What we know is that when we do these operations we need to make a big effort to ensure that the blood glucose of these patients is kept in check because what is at stake is the usage of their legs. This is something that we can already put into practice.
— Dr. Ivancarmine Gambardella
The first line of defense is to keep patients under strict glycemic control in the perioperative period, regardless of diabetes diagnosis.
“What we know is that when we do these operations we need to make a big effort to ensure that the blood glucose of these patients is kept in check because what is at stake is the usage of their legs,” says Dr. Gambardella. “This is something that we can already put into practice.”
Stress-induced perioperative hyperglycemia can be managed through deep analgesia as part of anesthesia in surgery and immediately in the postoperative period. Medication-induced hyperglycemia can be counteracted by reducing corticosteroids and adrenergic agonists and increasing intravenous fluid administration and non-catecholamine vasopressors, according to Dr. Gambardella.
The next way that physicians can apply the findings on diabetes and spinal cord injury is to provide an alternative energy source to glucose, protecting patients from hyperglycemia while also ensuring they are well nourished in the peri-operative period.
Dr. Gambardella and his colleagues recently performed a meta-analysis that showed that ketosis had a potent neuroprotective effect during acute injury of the central nervous system in animal studies published in the Journal of Neurochemistry. In these patients, such protective effect could not be reasonably achieved through a ketogenic diet (for lack of compliance) or intermittent fasting (for its catabolic effects). However, exogenous ketones offer potential as a glucose alternative.

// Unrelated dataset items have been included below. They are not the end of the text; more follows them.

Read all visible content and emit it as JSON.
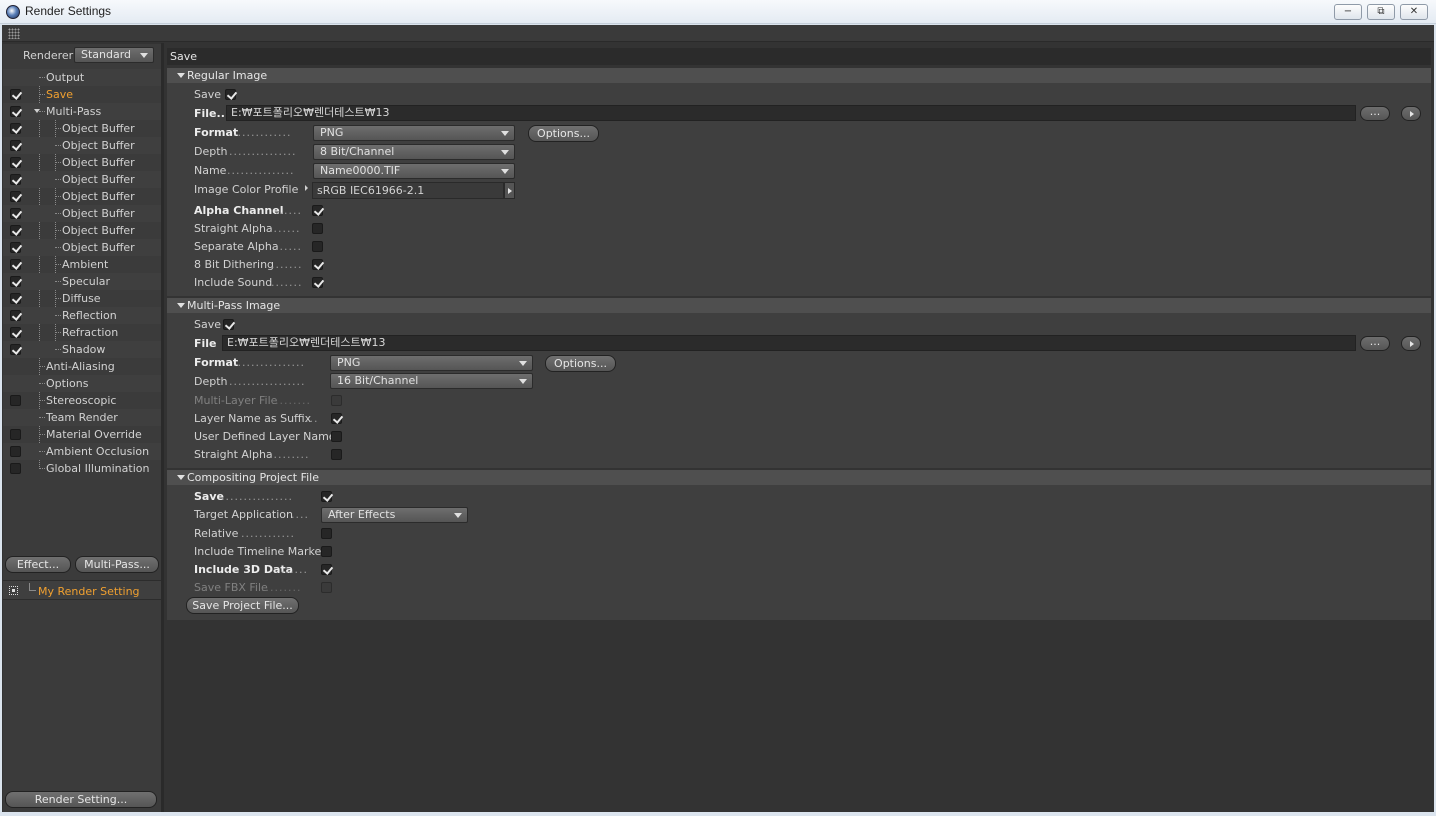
{
  "window": {
    "title": "Render Settings",
    "minimize": "−",
    "restore": "⧉",
    "close": "✕"
  },
  "left": {
    "renderer_label": "Renderer",
    "renderer_value": "Standard",
    "tree": [
      {
        "label": "Output",
        "level": 1,
        "check": "none"
      },
      {
        "label": "Save",
        "level": 1,
        "check": "on",
        "active": true
      },
      {
        "label": "Multi-Pass",
        "level": 1,
        "check": "on",
        "expander": true
      },
      {
        "label": "Object Buffer",
        "level": 2,
        "check": "on"
      },
      {
        "label": "Object Buffer",
        "level": 2,
        "check": "on"
      },
      {
        "label": "Object Buffer",
        "level": 2,
        "check": "on"
      },
      {
        "label": "Object Buffer",
        "level": 2,
        "check": "on"
      },
      {
        "label": "Object Buffer",
        "level": 2,
        "check": "on"
      },
      {
        "label": "Object Buffer",
        "level": 2,
        "check": "on"
      },
      {
        "label": "Object Buffer",
        "level": 2,
        "check": "on"
      },
      {
        "label": "Object Buffer",
        "level": 2,
        "check": "on"
      },
      {
        "label": "Ambient",
        "level": 2,
        "check": "on"
      },
      {
        "label": "Specular",
        "level": 2,
        "check": "on"
      },
      {
        "label": "Diffuse",
        "level": 2,
        "check": "on"
      },
      {
        "label": "Reflection",
        "level": 2,
        "check": "on"
      },
      {
        "label": "Refraction",
        "level": 2,
        "check": "on"
      },
      {
        "label": "Shadow",
        "level": 2,
        "check": "on"
      },
      {
        "label": "Anti-Aliasing",
        "level": 1,
        "check": "none"
      },
      {
        "label": "Options",
        "level": 1,
        "check": "none"
      },
      {
        "label": "Stereoscopic",
        "level": 1,
        "check": "off"
      },
      {
        "label": "Team Render",
        "level": 1,
        "check": "none"
      },
      {
        "label": "Material Override",
        "level": 1,
        "check": "off"
      },
      {
        "label": "Ambient Occlusion",
        "level": 1,
        "check": "off"
      },
      {
        "label": "Global Illumination",
        "level": 1,
        "check": "off"
      }
    ],
    "effect_button": "Effect...",
    "multipass_button": "Multi-Pass...",
    "setting_name": "My Render Setting",
    "render_setting_button": "Render Setting..."
  },
  "right": {
    "header": "Save",
    "regular": {
      "title": "Regular Image",
      "save_label": "Save",
      "file_label": "File...",
      "file_path": "E:₩포트폴리오₩렌더테스트₩13",
      "browse": "...",
      "format_label": "Format",
      "format_value": "PNG",
      "options_button": "Options...",
      "depth_label": "Depth",
      "depth_value": "8 Bit/Channel",
      "name_label": "Name",
      "name_value": "Name0000.TIF",
      "profile_label": "Image Color Profile",
      "profile_value": "sRGB IEC61966-2.1",
      "alpha_label": "Alpha Channel",
      "straight_label": "Straight Alpha",
      "separate_label": "Separate Alpha",
      "dither_label": "8 Bit Dithering",
      "sound_label": "Include Sound"
    },
    "multipass": {
      "title": "Multi-Pass Image",
      "save_label": "Save",
      "file_label": "File",
      "file_path": "E:₩포트폴리오₩렌더테스트₩13",
      "browse": "...",
      "format_label": "Format",
      "format_value": "PNG",
      "options_button": "Options...",
      "depth_label": "Depth",
      "depth_value": "16 Bit/Channel",
      "multilayer_label": "Multi-Layer File",
      "suffix_label": "Layer Name as Suffix",
      "userdef_label": "User Defined Layer Name",
      "straight_label": "Straight Alpha"
    },
    "compositing": {
      "title": "Compositing Project File",
      "save_label": "Save",
      "target_label": "Target Application",
      "target_value": "After Effects",
      "relative_label": "Relative",
      "timeline_label": "Include Timeline Marker",
      "data3d_label": "Include 3D Data",
      "fbx_label": "Save FBX File",
      "save_project_button": "Save Project File..."
    }
  }
}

Peroxisome proliferator activated receptor (PPAR) agonists are a class of medications that have also been shown in animal models to reduce spinal cord injury. Dr. Gambardella says this is another promising avenue of investigation and is in the process of finalizing a meta-analysis of PPAR agonists as neuroprotective agents.
“We want to meta-analyze this evidence, and if we see that PPAR agonists are beneficial, we are thinking of doing an experimental study in animals, where we give both the ketones and PPAR agonist and see if this gives an even bigger benefit, compared to only ketones or only PPAR agonists. If this proves to be the case, we could proceed with a randomized controlled trial in humans,” says Dr. Gambardella. “Finally, we are also thinking of investigating whether an extra-peritoneal surgical approach can significantly reduce the loss of peritoneal fluid and therefore the need for adrenergic vasopressors that cause hyperglycemia.”